Traditional guidelines state that lamb cooked very rare, rare, or medium rare should have an internal temperature ranging between 115ºF to 140°F as measured with a meat thermometer. With increased concern over bacteria that may be present in the internal portions of meat, it is now recommended that whole lamb cuts be cooked to an internal temperature of not less than 140°F, even though bacteria is usually only on the surface of the meat. An increase in the temperature of at least 5ºF occurs during the resting period (the period of time the meat should stand covered after removing it from the heat source and prior to serving) reaching 145ºF, which is considered the minimum safe internal temperature.

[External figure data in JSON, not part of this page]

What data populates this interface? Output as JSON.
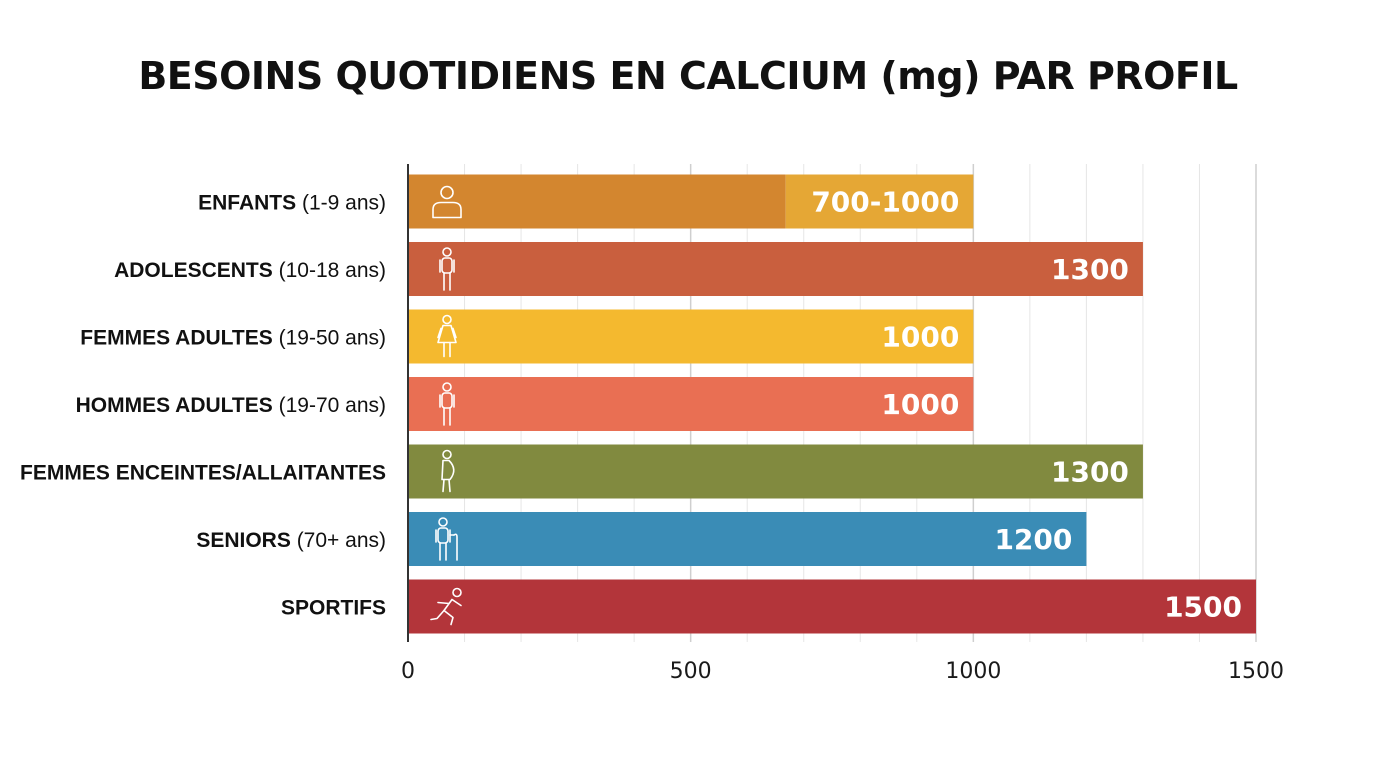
{
  "chart_data": {
    "type": "bar",
    "orientation": "horizontal",
    "title": "BESOINS QUOTIDIENS EN CALCIUM (mg) PAR PROFIL",
    "xlabel": "",
    "ylabel": "",
    "xlim": [
      0,
      1500
    ],
    "ticks": [
      0,
      500,
      1000,
      1500
    ],
    "grid": true,
    "categories": [
      {
        "name": "ENFANTS",
        "detail": " (1-9 ans)",
        "icon": "child-icon",
        "low": 700,
        "high": 1000,
        "value_label": "700-1000",
        "color": "#d3862f",
        "color_range": "#e5a735"
      },
      {
        "name": "ADOLESCENTS",
        "detail": " (10-18 ans)",
        "icon": "teen-icon",
        "value": 1300,
        "value_label": "1300",
        "color": "#c95f3e"
      },
      {
        "name": "FEMMES ADULTES",
        "detail": " (19-50 ans)",
        "icon": "woman-icon",
        "value": 1000,
        "value_label": "1000",
        "color": "#f4b92f"
      },
      {
        "name": "HOMMES ADULTES",
        "detail": " (19-70 ans)",
        "icon": "man-icon",
        "value": 1000,
        "value_label": "1000",
        "color": "#e96f53"
      },
      {
        "name": "FEMMES ENCEINTES/ALLAITANTES",
        "detail": "",
        "icon": "pregnant-woman-icon",
        "value": 1300,
        "value_label": "1300",
        "color": "#818a3f"
      },
      {
        "name": "SENIORS",
        "detail": " (70+ ans)",
        "icon": "senior-icon",
        "value": 1200,
        "value_label": "1200",
        "color": "#3a8cb6"
      },
      {
        "name": "SPORTIFS",
        "detail": "",
        "icon": "runner-icon",
        "value": 1500,
        "value_label": "1500",
        "color": "#b3353a"
      }
    ]
  }
}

Lamb is a great source of protein and essential vitamins and minerals. A regular 3-ounce serving averages about 43% of the Recommended Daily Allowance (RDA) of protein. It also averages 74% of the RDA of vitamin B-12, 30% of the zinc, 30% of the niacin, 17% of the iron, and 15% of the riboflavin. In addition to this, the correct ratio of all 8 of the essential amino acids is contained in lamb meat.

Most cuts of lamb can be safely stored in the refrigerator at temperatures between 33°F and 40°F for 2 or 3 days. They can be stored in a freezer with a temperature of 0°F or less for 6 to 9 months. Refrigerated ground lamb should be used within 1 or 2 days and can be stored in the freezer for up to 4 months. Leftover cooked lamb that is refrigerated should be used within 3 or 4 days and can be frozen for up to 3 months.